As per the National Action Plan for Antimicrobial resistance, six strategic priorities have been identified:

  • Improving awareness and understanding of Antimicrobial resistance through effective communication, education, and training
  • Gaining knowledge and evidence of Antimicrobial resistance through surveillance
  • Reducing the incidence of infection
  • Regulating the use of antimicrobial agents as drugs in humans, animals, and food
  • Increasing investments for Antimicrobial resistance research and innovations
  • Strengthening India's leadership on Antimicrobial resistance

Chemical modification of existing drugs has shown some success against the commonly known modes of resistance. For example, many drugs are pumped out of the cell by the microbe. This mechanism can be interrupted by the development and use of inhibitors that will prevent efflux of substances out of the microbial cell. Other strategies include chemical modification of drugs so that they retain their antimicrobial activity while ceasing to be targets of the microbe's resistant activity. Although this only buys us some time and cannot completely reverse Antimicrobial resistance.

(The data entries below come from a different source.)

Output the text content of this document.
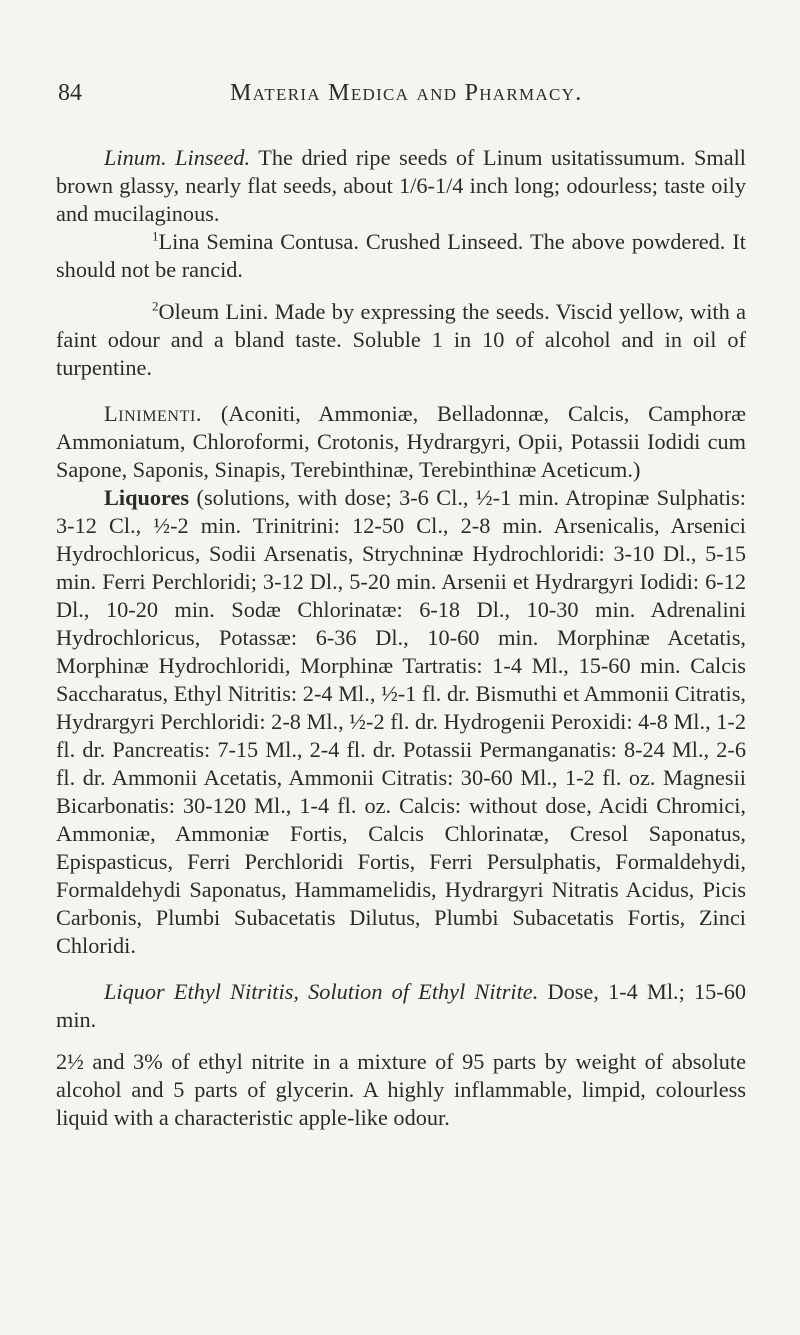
84	Materia Medica and Pharmacy.

Linum. Linseed. The dried ripe seeds of Linum usitatissumum. Small brown glassy, nearly flat seeds, about 1/6-1/4 inch long; odourless; taste oily and mucilaginous.

$^1$Lina Semina Contusa. Crushed Linseed. The above powdered. It should not be rancid.

$^2$Oleum Lini. Made by expressing the seeds. Viscid yellow, with a faint odour and a bland taste. Soluble 1 in 10 of alcohol and in oil of turpentine.

Linimenti. (Aconiti, Ammoniæ, Belladonnæ, Calcis, Camphoræ Ammoniatum, Chloroformi, Crotonis, Hydrargyri, Opii, Potassii Iodidi cum Sapone, Saponis, Sinapis, Terebinthinæ, Terebinthinæ Aceticum.)

Liquores (solutions, with dose; 3-6 Cl., ½-1 min. Atropinæ Sulphatis: 3-12 Cl., ½-2 min. Trinitrini: 12-50 Cl., 2-8 min. Arsenicalis, Arsenici Hydrochloricus, Sodii Arsenatis, Strychninæ Hydrochloridi: 3-10 Dl., 5-15 min. Ferri Perchloridi; 3-12 Dl., 5-20 min. Arsenii et Hydrargyri Iodidi: 6-12 Dl., 10-20 min. Sodæ Chlorinatæ: 6-18 Dl., 10-30 min. Adrenalini Hydrochloricus, Potassæ: 6-36 Dl., 10-60 min. Morphinæ Acetatis, Morphinæ Hydrochloridi, Morphinæ Tartratis: 1-4 Ml., 15-60 min. Calcis Saccharatus, Ethyl Nitritis: 2-4 Ml., ½-1 fl. dr. Bismuthi et Ammonii Citratis, Hydrargyri Perchloridi: 2-8 Ml., ½-2 fl. dr. Hydrogenii Peroxidi: 4-8 Ml., 1-2 fl. dr. Pancreatis: 7-15 Ml., 2-4 fl. dr. Potassii Permanganatis: 8-24 Ml., 2-6 fl. dr. Ammonii Acetatis, Ammonii Citratis: 30-60 Ml., 1-2 fl. oz. Magnesii Bicarbonatis: 30-120 Ml., 1-4 fl. oz. Calcis: without dose, Acidi Chromici, Ammoniæ, Ammoniæ Fortis, Calcis Chlorinatæ, Cresol Saponatus, Epispasticus, Ferri Perchloridi Fortis, Ferri Persulphatis, Formaldehydi, Formaldehydi Saponatus, Hammamelidis, Hydrargyri Nitratis Acidus, Picis Carbonis, Plumbi Subacetatis Dilutus, Plumbi Subacetatis Fortis, Zinci Chloridi.

Liquor Ethyl Nitritis, Solution of Ethyl Nitrite. Dose, 1-4 Ml.; 15-60 min.

2½ and 3% of ethyl nitrite in a mixture of 95 parts by weight of absolute alcohol and 5 parts of glycerin. A highly inflammable, limpid, colourless liquid with a characteristic apple-like odour.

Cycling of antibiotics is also proposed to reduce selection pressure on the microorganisms. This also is not a long term solution, since the resistant strains do not disappear from the population.

The most widespread strategy followed today is using drugs in combination to overcome resistance. These drugs are selected to have different modes of action so that even if a microbe is resistant to one drug, it will succumb to the destructive mechanisms of the other drugs used. This has also been successfully used in cancer treatment and against HIV.

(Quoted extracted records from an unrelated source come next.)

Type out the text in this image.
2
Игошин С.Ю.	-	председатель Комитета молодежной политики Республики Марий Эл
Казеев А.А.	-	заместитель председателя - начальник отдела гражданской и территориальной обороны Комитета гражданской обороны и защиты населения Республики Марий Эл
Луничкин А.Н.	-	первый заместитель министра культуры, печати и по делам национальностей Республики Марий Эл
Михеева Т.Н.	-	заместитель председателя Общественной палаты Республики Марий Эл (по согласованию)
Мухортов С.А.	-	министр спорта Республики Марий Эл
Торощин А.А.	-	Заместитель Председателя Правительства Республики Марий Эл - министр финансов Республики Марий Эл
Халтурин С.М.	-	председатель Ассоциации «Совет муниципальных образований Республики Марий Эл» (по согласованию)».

Poor regulation of antibiotic use is the biggest hurdle in the control of Antimicrobial resistance. Hence stronger implementation of regulatory mechanisms on the production, sale and use of antibiotics is imperative. No problem can be solved without understanding it first. Laboratories all over the country should be networked to follow uniform protocols and forward data to regional and central agencies for formulating actions to combat Antimicrobial resistance.

Some of the initiatives that have been launched by WHO to address Antimicrobial resistance include:

  • The Global Antimicrobial Resistance Surveillance System (GLASS)- for developing standardized approaches to the collection, analysis and sharing of data related to Antimicrobial resistance
  • Global Antibiotic Research and Development Partnership (GARDP)- GARDP encourages research and development of new treatments, improvement of existing antibiotics and expediting the introduction of new drugs into clinical use, through public-private partnerships.
  • Interagency Coordination Group on Antimicrobial Resistance (ACG). It aims at improving international coordination to ensure effective global action against Antimicrobial resistance.

Diagnostics and Antimicrobial resistance control
The role of early and accurate diagnosis of Antimicrobial resistance in controlling its spread cannot be overstated. Rapid Diagnostic Test can be used to guide treatment and reduce the risk of Antimicrobial resistance. Cost effective diagnostics can help tackle Antimicrobial resistance by ensuring that the right test and the correct treatment is made available to the patient as early as possible. Oiten bacterial and viral infections are clinically indistinguishable and cannot be managed appropriately without the aid of diagnostic tests. These tests can also reduce the number of antibiotic prescriptions, hence reducing drug consumption overall. With differential diagnoses, it can assist in the appropriate shift from broad spectrum antibiotics to narrow spectrum for specific infections.

The most common reason that diagnostic tests are not always implemented before a prescription is that diagnostic tests are more costly while antibiotics are cheaper. However, the development and spread of Antimicrobial resistance warrants another look at this mindset. The idea that adding diagnostic tests to the antibiotic pathway can make much difference in the effort against Antimicrobial resistance.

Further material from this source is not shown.